It should not surprise anyone that a film from Jean-Luc Godard will invariably attract the usual assortment of Post-Modernist, ethically and politically retarded, anti-Western afficionados. Some of that can be seen in the reviews for this film, both on this page and throughout the Internet. The truth however, is that while Godard was a borderline socialist and critical of the supposed decadence of "America", he was more of a heroic individualist than anything else and his pre-1970 films all demonstrate this fact.
Alphavile is without a doubt, his greatest achievement and it is a work that speaks of an artistic sensibility all but lost in the France of today, which is overun with rampant anti-intellectualism and a worship of un-reason.
Godard takes the Bogart-like "Lemmy Caution" character out of his former slew of 40/50's French spy thrillers and puts the very same character into a future where a technocratic dictatorship exists. In doing so, the very best idealism of American pulp-fiction is given back its soul by a French director, Godard, who truly was interested in the world of ideas.
This film not only shows why a totalitarian state must be destroyed, it also demonstrates some key philosophical concepts in the process. Through Godard, we learn that it is language that first must be assaulted before one can enslave man, then mathematics, then history and finally, the human mind itself. We can see parallels to this line of thinking through the world today and yet, how ironic that it is today's France that probably best embodies Godard's nightmare come to life (for a Western democracy of course).
The cinematography of Alphaville is superb, as is the musical score by Paul Misraki which is one of the finest I have experienced, for it reaches its crescendo with the most important line in the film, almost as an answer to a question. The theme of Alphaville is simple enough - the Individual against the State, but the soul of Alphaville reaches higher to a level where Man is sanctified against all intrusions on his life, liberty and happiness.

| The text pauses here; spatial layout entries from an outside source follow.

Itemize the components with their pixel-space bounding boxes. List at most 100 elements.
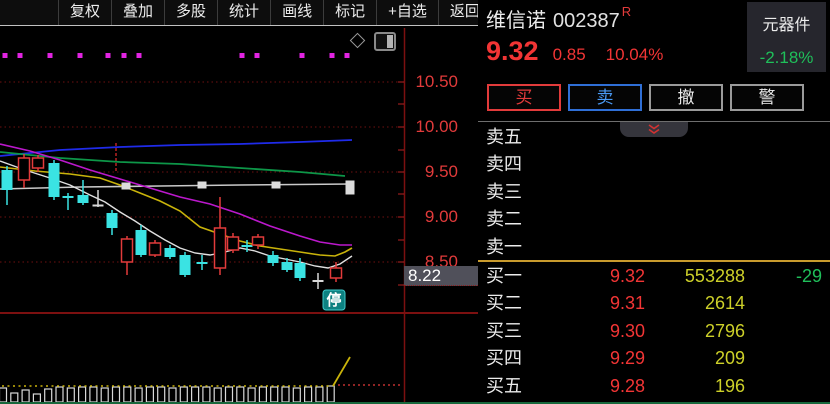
sell-row-3[interactable]: 卖三: [478, 179, 830, 206]
volume-bar: [326, 385, 335, 403]
halt-badge-box: [322, 289, 346, 311]
signal-mark: [136, 53, 142, 58]
buy-row-4[interactable]: 买四 9.29 209: [478, 345, 830, 372]
ma-square-marker: [345, 187, 355, 195]
volume-bar: [247, 387, 256, 403]
panel-divider: [478, 121, 830, 122]
volume-bar: [213, 387, 222, 403]
candle-up: [17, 157, 31, 181]
volume-bar: [0, 387, 8, 403]
sector-box[interactable]: 元器件 -2.18%: [747, 2, 826, 72]
volume-bar: [100, 387, 109, 403]
sell-button[interactable]: 卖: [568, 84, 642, 111]
sell3-label: 卖三: [486, 181, 522, 202]
buy2-price: 9.31: [609, 293, 645, 314]
volume-bar: [179, 386, 188, 403]
trade-buttons: 买 卖 撤 警: [487, 84, 811, 111]
buy-row-3[interactable]: 买三 9.30 2796: [478, 318, 830, 345]
split-pane-icon[interactable]: [374, 32, 396, 51]
ma-line-blue: [0, 139, 353, 157]
sector-name: 元器件: [762, 17, 811, 34]
diamond-icon[interactable]: [349, 32, 366, 49]
buy2-label: 买二: [486, 293, 522, 314]
volume-bar: [270, 386, 279, 403]
sell1-label: 卖一: [486, 236, 522, 257]
buy1-label: 买一: [486, 266, 522, 286]
volume-bar: [89, 386, 98, 403]
buy3-volume: 2796: [704, 320, 745, 341]
ma-square-marker: [345, 180, 355, 188]
sell2-label: 卖二: [486, 209, 522, 230]
volume-bar: [55, 386, 64, 403]
chart-corner-icons: [348, 31, 398, 53]
volume-bar: [191, 386, 200, 403]
sell-row-5[interactable]: 卖五: [478, 124, 830, 151]
menu-item-tongji[interactable]: 统计: [217, 0, 270, 25]
volume-bar: [10, 392, 19, 403]
buy1-volume: 553288: [684, 266, 745, 286]
volume-ma-spike: [332, 356, 351, 387]
price-row: 9.32 0.85 10.04%: [486, 36, 663, 67]
buy4-label: 买四: [486, 348, 522, 369]
candle-up: [148, 242, 162, 256]
buy1-price: 9.32: [609, 266, 645, 286]
price-pct: 10.04%: [605, 45, 664, 64]
volume-bar: [258, 386, 267, 403]
volume-bar: [111, 386, 121, 403]
halt-badge-text: 停: [326, 291, 341, 309]
top-menubar: 复权 叠加 多股 统计 画线 标记 +自选 返回: [0, 0, 492, 26]
ma-square-marker: [197, 181, 207, 189]
candle-down: [77, 195, 89, 203]
menu-item-fuquan[interactable]: 复权: [58, 0, 111, 25]
signal-mark: [121, 53, 127, 58]
window-bottom-border: [0, 402, 830, 404]
volume-bar: [157, 386, 166, 403]
volume-bar: [202, 386, 211, 403]
margin-flag: R: [621, 4, 632, 19]
candle-up: [213, 227, 227, 269]
volume-bar: [224, 386, 234, 403]
alert-button[interactable]: 警: [730, 84, 804, 111]
buy-row-5[interactable]: 买五 9.28 196: [478, 373, 830, 400]
volume-bar: [281, 386, 290, 403]
volume-bar: [292, 387, 301, 403]
candle-up: [31, 157, 45, 169]
buy-row-1[interactable]: 买一 9.32 553288 -29: [478, 263, 830, 290]
candle-down: [179, 255, 191, 275]
buy5-price: 9.28: [609, 375, 645, 396]
sell-row-1[interactable]: 卖一: [478, 234, 830, 261]
menu-item-biaoji[interactable]: 标记: [323, 0, 376, 25]
buy2-volume: 2614: [704, 293, 745, 314]
ma-square-marker: [121, 182, 131, 190]
sell-row-4[interactable]: 卖四: [478, 151, 830, 178]
sell-order-book: 卖五 卖四 卖三 卖二 卖一: [478, 124, 830, 261]
signal-mark: [344, 53, 350, 58]
volume-bar: [21, 389, 30, 403]
volume-bar: [44, 388, 53, 403]
menu-item-zixuan[interactable]: +自选: [376, 0, 438, 25]
buy5-volume: 196: [714, 375, 745, 396]
axis-label-900: 9.00: [424, 207, 458, 226]
candle-up: [226, 236, 240, 251]
candle-down: [1, 170, 13, 190]
sector-change: -2.18%: [759, 48, 814, 67]
buy3-price: 9.30: [609, 320, 645, 341]
menu-item-huaxian[interactable]: 画线: [270, 0, 323, 25]
candle-down: [281, 262, 293, 270]
sell-row-2[interactable]: 卖二: [478, 206, 830, 233]
menu-item-diejia[interactable]: 叠加: [111, 0, 164, 25]
signal-mark: [254, 53, 260, 58]
stock-name: 维信诺: [486, 10, 546, 32]
axis-label-950: 9.50: [424, 162, 458, 181]
signal-mark: [105, 53, 111, 58]
collapse-tab[interactable]: [620, 122, 688, 137]
volume-bar: [66, 387, 75, 403]
buy-row-2[interactable]: 买二 9.31 2614: [478, 290, 830, 317]
cancel-button[interactable]: 撤: [649, 84, 723, 111]
buy-button[interactable]: 买: [487, 84, 561, 111]
signal-mark: [329, 53, 335, 58]
ma-line-yellow: [0, 166, 353, 257]
orderbook-separator: [478, 260, 830, 262]
menu-item-duogu[interactable]: 多股: [164, 0, 217, 25]
kline-chart[interactable]: 停: [0, 0, 478, 404]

Anna Karina plays the part of the Ideal Woman still capable of feeling and understanding the value of love and that immortal word that may still one day save humanity - "I". It is a rare thing to find a work of art that speaks so eloquently to the sublime beauty of Man, Humanity and Individualism. Godard does this and more in Alphaville and for that, he should go down in history as one of Europe's finest artists.
Note - One would need to watch this film about 3 times to completely grasp every important nuance. Also, Anthem and 1984 are good reads along the same vain.